Bruce Springsteen performs at the 72nd Annual Tony Awards in New York Sunday (photo credit: LUCAS JACKSON / REUTERS)
Bruce Springsteen performs at the 72nd Annual Tony Awards in New York Sunday
(photo credit: LUCAS JACKSON / REUTERS)
Concert films, even the good ones, can all too often seem like adjuncts in a creative life, while music videos often just act as commercials, and bio-docs typically signal a career at the end or in need of a push. Can a movie headlining a musician ever be its own special contribution to the oeuvre?
The performance film Western Stars feels like that for rock superstar Bruce Springsteen, who’s been in something of a reflective yet still artistic mind-set for a few years now, having excelled at memoir (2016’s Born to Run), and reinforced his legendary live chops by way of a powerfully autobiographical Broadway show.
Now he’s taken the reins as a movie director (alongside regular film collaborator Thom Zimny) for a visual companion to his recently released, same-named album – an elegiac song cycle of brokenness and love inspired by the mythic pull of Southern California’s open spaces, sundowns and cowboy mind-set – that in its intimacy and honesty plays as if this is the way these songs were always meant to be enjoyed.
In this case, that means in an old, cathedral-like barn with a band (not E Street) and a strings-and-horns orchestra, in front of a small crowd, with his wife Patti Scialfa often playing right alongside him. And in between each of the 13 searching new songs are fragments filmed on dusty roads, picturesque deserts (that’s Joshua Tree) or lonely inside spaces, in which Springsteen’s rich growl speaks to the inspiration for each memorably crafted tale of hard-bitten, inward-looking souls, like the title tune’s narrator, who tells us, “I wake up in the morning, just glad my boots are on.”
Having forged a richly poetic career out of anxious down-and-outers itching to escape their lives – if they even know what they want – Springsteen’s new tunes take the notion of the West as a freedom-seeker’s destination and explore what happens when there’s nowhere left to go but backward, to relive old pains and regrets as a way of finding a mindful peace. His cracked exiles include a faded Western star, a battered stuntman and a failed songwriter. The weary figure singing “Hello Sunshine” recalls how the open road once held so much, but now, hungry for something like a grounding love, he realizes, “miles to go is miles away.”
In the opening montage of horses and morning light, with the man himself dressed like an old ranch hand, Springsteen describes the songs as “a meditation on the struggle between individual freedom and communal life.” But in the concert scenes, watching him in this evocatively lit, rustic space – his raggedy rock star light dialed down to a burnished troubadour glow –he masterfully strides both qualities: solitary storyteller and bandleader.
He can make you believe he’s the only one on stage, as during the bleakly stock-taking “Somewhere North of Nashville,” but he can also turn to the string section during a sweeping, Jimmy Webb-like stretch of symphonic melody like the one in “The Wayfarer” and give a look to a pair of energetic cellists that says, yeah, we’re all jammin’ here.

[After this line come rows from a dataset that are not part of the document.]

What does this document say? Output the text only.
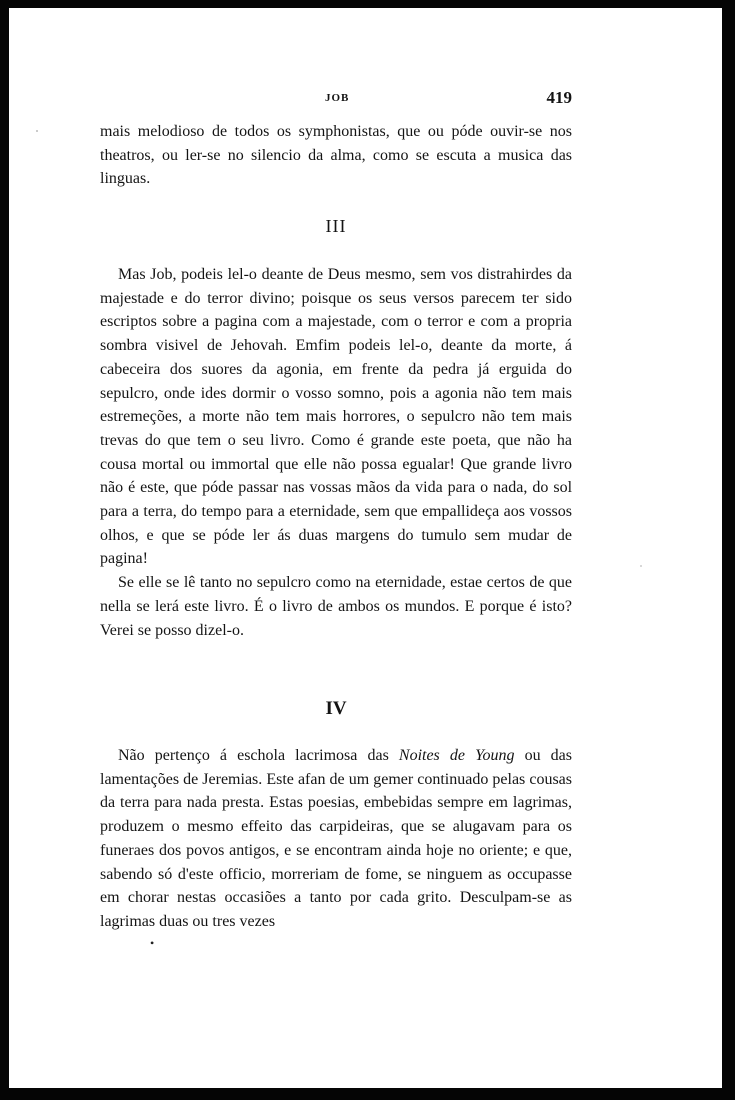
JOB	419

mais melodioso de todos os symphonistas, que ou póde ouvir-se nos theatros, ou ler-se no silencio da alma, como se escuta a musica das linguas.

III

Mas Job, podeis lel-o deante de Deus mesmo, sem vos distrahirdes da majestade e do terror divino; poisque os seus versos parecem ter sido escriptos sobre a pagina com a majestade, com o terror e com a propria sombra visivel de Jehovah. Emfim podeis lel-o, deante da morte, á cabeceira dos suores da agonia, em frente da pedra já erguida do sepulcro, onde ides dormir o vosso somno, pois a agonia não tem mais estremeções, a morte não tem mais horrores, o sepulcro não tem mais trevas do que tem o seu livro. Como é grande este poeta, que não ha cousa mortal ou immortal que elle não possa egualar! Que grande livro não é este, que póde passar nas vossas mãos da vida para o nada, do sol para a terra, do tempo para a eternidade, sem que empallideça aos vossos olhos, e que se póde ler ás duas margens do tumulo sem mudar de pagina!

Se elle se lê tanto no sepulcro como na eternidade, estae certos de que nella se lerá este livro. É o livro de ambos os mundos. E porque é isto? Verei se posso dizel-o.

IV

Não pertenço á eschola lacrimosa das Noites de Young ou das lamentações de Jeremias. Este afan de um gemer continuado pelas cousas da terra para nada presta. Estas poesias, embebidas sempre em lagrimas, produzem o mesmo effeito das carpideiras, que se alugavam para os funeraes dos povos antigos, e se encontram ainda hoje no oriente; e que, sabendo só d'este officio, morreriam de fome, se ninguem as occupasse em chorar nestas occasiões a tanto por cada grito. Desculpam-se as lagrimas duas ou tres vezes

•
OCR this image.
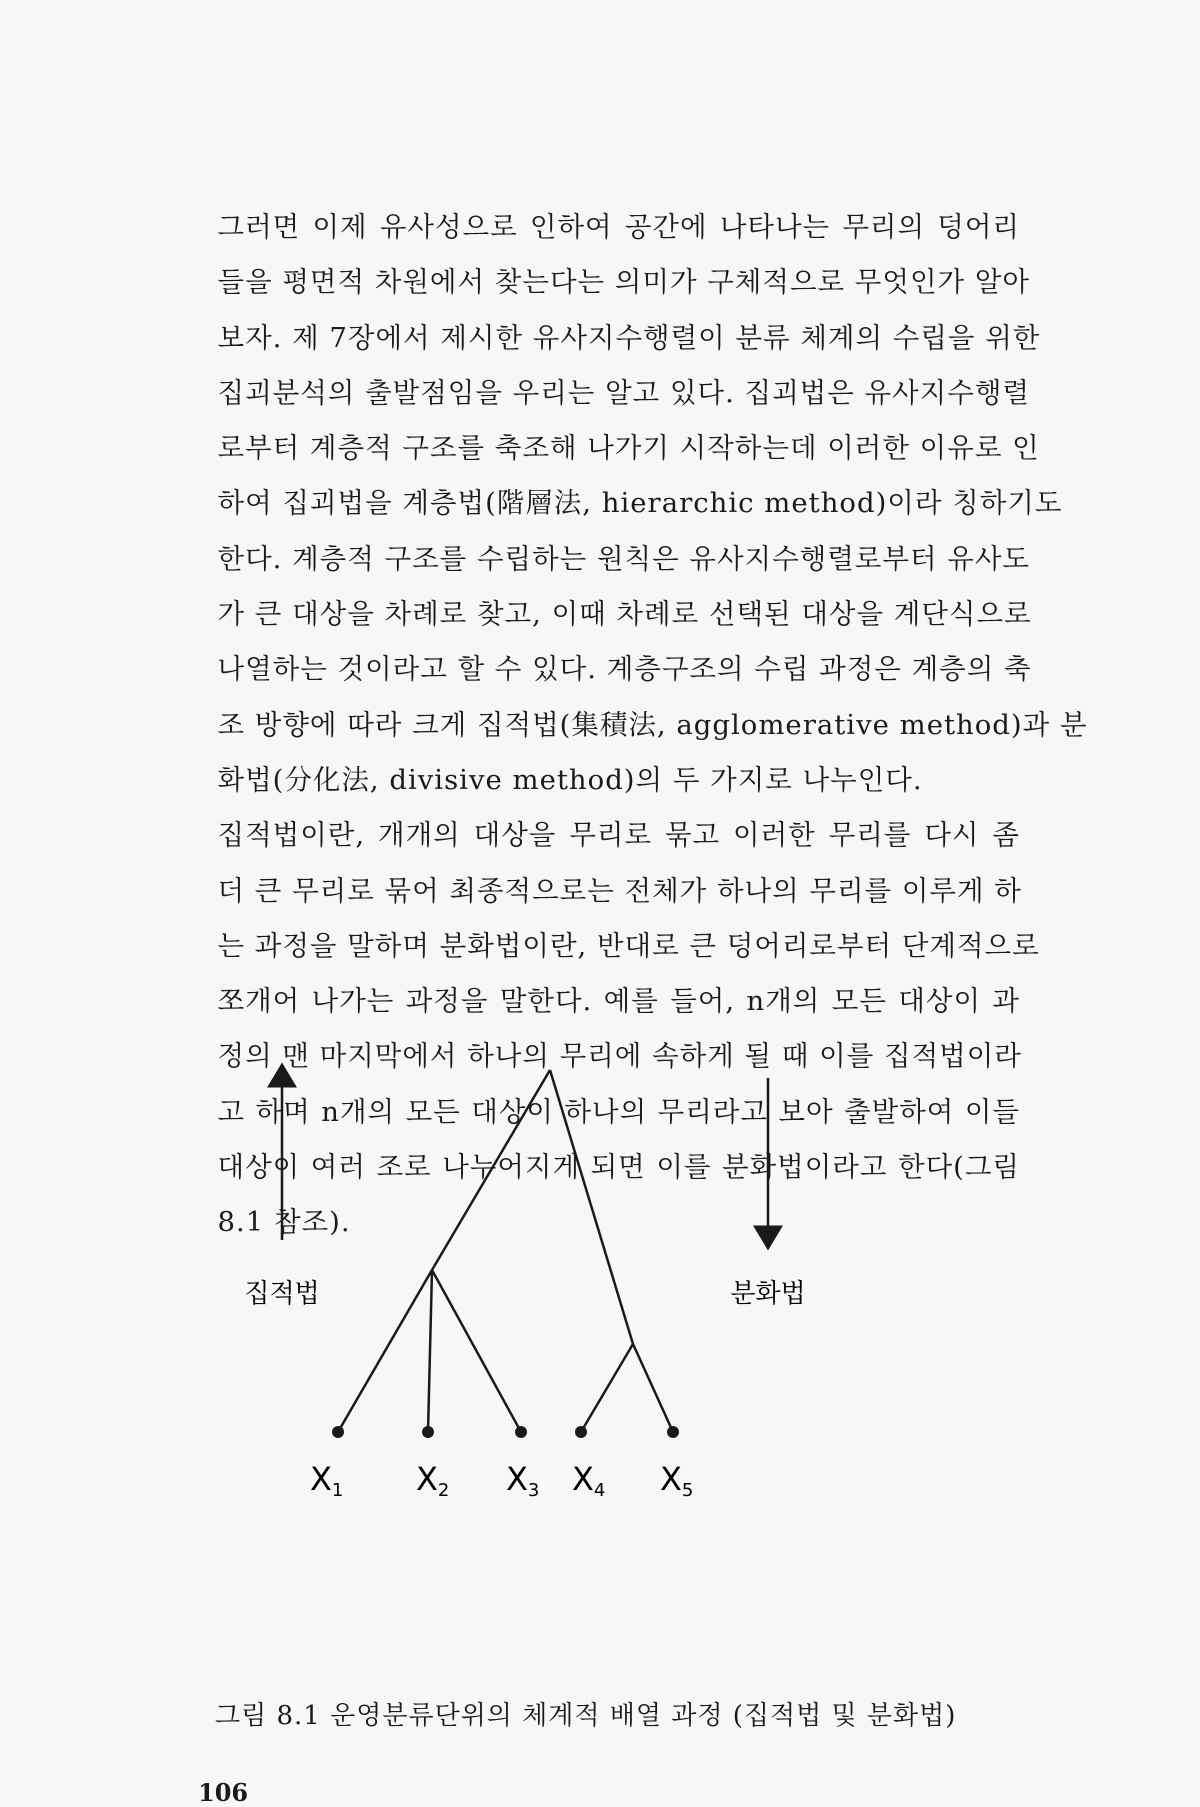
그러면 이제 유사성으로 인하여 공간에 나타나는 무리의 덩어리
들을 평면적 차원에서 찾는다는 의미가 구체적으로 무엇인가 알아
보자. 제 7장에서 제시한 유사지수행렬이 분류 체계의 수립을 위한
집괴분석의 출발점임을 우리는 알고 있다. 집괴법은 유사지수행렬
로부터 계층적 구조를 축조해 나가기 시작하는데 이러한 이유로 인
하여 집괴법을 계층법(階層法, hierarchic method)이라 칭하기도
한다. 계층적 구조를 수립하는 원칙은 유사지수행렬로부터 유사도
가 큰 대상을 차례로 찾고, 이때 차례로 선택된 대상을 계단식으로
나열하는 것이라고 할 수 있다. 계층구조의 수립 과정은 계층의 축
조 방향에 따라 크게 집적법(集積法, agglomerative method)과 분
화법(分化法, divisive method)의 두 가지로 나누인다.

집적법이란, 개개의 대상을 무리로 묶고 이러한 무리를 다시 좀
더 큰 무리로 묶어 최종적으로는 전체가 하나의 무리를 이루게 하
는 과정을 말하며 분화법이란, 반대로 큰 덩어리로부터 단계적으로
쪼개어 나가는 과정을 말한다. 예를 들어, n개의 모든 대상이 과
정의 맨 마지막에서 하나의 무리에 속하게 될 때 이를 집적법이라
고 하며 n개의 모든 대상이 하나의 무리라고 보아 출발하여 이들
대상이 여러 조로 나누어지게 되면 이를 분화법이라고 한다(그림
8.1 참조).

집적법	분화법
X1 X2 X3 X4 X5
그림 8.1 운영분류단위의 체계적 배열 과정 (집적법 및 분화법)
106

The spoken interludes, which touch on love, character and life lessons, are where Springsteen, who recently turned 70, adds personal context, talking about his own darkness, failings and the rocky wisdom that comes with age and family. This leads naturally to a feeling that Western Stars the film, in the occasional home movie snippet featuring his wife, or tender vibe when they share a microphone, is also a nod to the healing love and stability he’s found with Scialfa.
It makes for a poignancy when the song is a widower’s wistful tale (the quietly aching “Moonlight Motel”), as if the strength to sing something so sad is only possible with her there, too. By the end, you almost want every recording artist with Springsteen’s compassion and lyricism to introduce their newest material the way he does in Western Stars, like a docent of everyone’s damaged soul, pointing to the parts that make not just the music, but the musician, too.